А вот под «мировым еврейством» симпатизировавшие Гитлеру британские аристократы, скорее всего, имели в виду финансовый капитал, причём прежде всего самой Англии, весьма дальновидный и прагматичный. Опираясь на колоссальный исторический опыт, вне зависимости от драматичности текущего этапа осуществляемой им стратегической операции лондонский Сити никогда не упускал из виду всю её в целом.
Прежде всего, главный мотив объявления войны в тот же день с исчерпывающей ясностью назвал сам премьер-министр Чемберлен. Его обращение по радио к немецкому народу завершалось следующей претензией к Гитлеру: «Он годами клялся, что он – смертельный враг большевизма. Теперь он его союзник!..» Причиной, по которой все партии в Палате общин настояли на «помощи Польше» и объявлении войны Германии, явился именно советско-германский договор о ненападении [143], полностью разрушающий британскую стратегию. Объявление войны (пусть и «странной») указывало на недопустимость подобных действий самым решительным образом.

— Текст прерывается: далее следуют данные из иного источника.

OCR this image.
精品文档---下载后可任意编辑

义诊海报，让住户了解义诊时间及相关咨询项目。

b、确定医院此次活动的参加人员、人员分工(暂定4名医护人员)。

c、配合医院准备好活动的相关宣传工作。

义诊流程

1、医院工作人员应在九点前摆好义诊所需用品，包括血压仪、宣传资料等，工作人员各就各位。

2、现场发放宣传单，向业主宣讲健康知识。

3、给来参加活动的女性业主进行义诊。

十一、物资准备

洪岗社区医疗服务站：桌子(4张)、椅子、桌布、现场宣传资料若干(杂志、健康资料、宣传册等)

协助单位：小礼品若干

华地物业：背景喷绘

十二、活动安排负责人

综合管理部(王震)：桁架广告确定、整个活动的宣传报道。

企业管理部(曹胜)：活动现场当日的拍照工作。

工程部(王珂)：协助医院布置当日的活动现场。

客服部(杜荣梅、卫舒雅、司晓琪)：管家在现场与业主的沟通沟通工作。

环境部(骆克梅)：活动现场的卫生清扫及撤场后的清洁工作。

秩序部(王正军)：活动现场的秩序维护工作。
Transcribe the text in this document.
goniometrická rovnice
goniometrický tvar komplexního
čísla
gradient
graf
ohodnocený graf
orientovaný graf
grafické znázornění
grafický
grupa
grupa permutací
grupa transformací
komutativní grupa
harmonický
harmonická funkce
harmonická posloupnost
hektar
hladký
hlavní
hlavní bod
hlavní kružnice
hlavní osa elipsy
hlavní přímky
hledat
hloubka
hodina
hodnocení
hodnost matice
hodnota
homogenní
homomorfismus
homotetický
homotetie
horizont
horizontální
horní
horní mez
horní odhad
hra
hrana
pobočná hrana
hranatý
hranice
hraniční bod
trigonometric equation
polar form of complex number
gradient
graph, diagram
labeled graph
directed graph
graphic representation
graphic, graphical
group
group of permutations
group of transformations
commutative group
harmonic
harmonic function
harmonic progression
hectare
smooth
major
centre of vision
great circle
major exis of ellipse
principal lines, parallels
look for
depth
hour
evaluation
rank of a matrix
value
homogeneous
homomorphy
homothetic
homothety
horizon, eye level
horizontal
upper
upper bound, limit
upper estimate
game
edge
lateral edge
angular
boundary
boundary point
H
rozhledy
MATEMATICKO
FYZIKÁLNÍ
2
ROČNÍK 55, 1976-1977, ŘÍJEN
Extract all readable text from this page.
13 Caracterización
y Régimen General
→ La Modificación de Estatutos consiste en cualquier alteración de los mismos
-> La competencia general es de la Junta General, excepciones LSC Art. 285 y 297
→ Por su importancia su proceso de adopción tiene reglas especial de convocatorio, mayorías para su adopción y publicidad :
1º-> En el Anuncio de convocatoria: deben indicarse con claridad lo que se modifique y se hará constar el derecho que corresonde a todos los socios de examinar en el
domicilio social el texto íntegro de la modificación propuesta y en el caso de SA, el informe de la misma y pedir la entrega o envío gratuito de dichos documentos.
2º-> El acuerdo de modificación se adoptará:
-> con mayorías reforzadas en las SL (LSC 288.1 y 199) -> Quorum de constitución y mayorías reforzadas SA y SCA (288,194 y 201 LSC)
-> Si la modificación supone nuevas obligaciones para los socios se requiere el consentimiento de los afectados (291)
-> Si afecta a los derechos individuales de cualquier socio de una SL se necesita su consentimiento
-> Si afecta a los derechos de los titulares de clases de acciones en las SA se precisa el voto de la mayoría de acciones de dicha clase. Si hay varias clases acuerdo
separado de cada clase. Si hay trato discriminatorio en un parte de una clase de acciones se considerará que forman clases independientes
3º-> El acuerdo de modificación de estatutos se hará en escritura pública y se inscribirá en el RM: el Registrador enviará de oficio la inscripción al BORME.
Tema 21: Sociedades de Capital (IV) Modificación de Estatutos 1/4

Кроме того, объявление войны Гитлеру, пусть и без её практического ведения, сохраняло крайне важную с точки зрения долгосрочной конкуренции репутацию Англии и, в частности, возможность занимать морализаторскую позицию (что само по себе всегда расширяет возможности нарушения моральных норм), а главное – выражало недовольство «старшего брата» отклонением подопечного от диктуемой ему последовательности действий.
При этом для нацистов создавалась потенциальная угроза, которая могла быть реализована в любой момент в случае дальнейшего непослушания – или по завершении исполнения ими своей миссии по уничтожению русской цивилизации (в форме разрушения Советского Союза) и собственного истощения. При этом подлежащее утилизации по выполнении своей функции орудие в лице гитлеровской Германии дискредитировалось и объявлялось агрессором заранее, впрок.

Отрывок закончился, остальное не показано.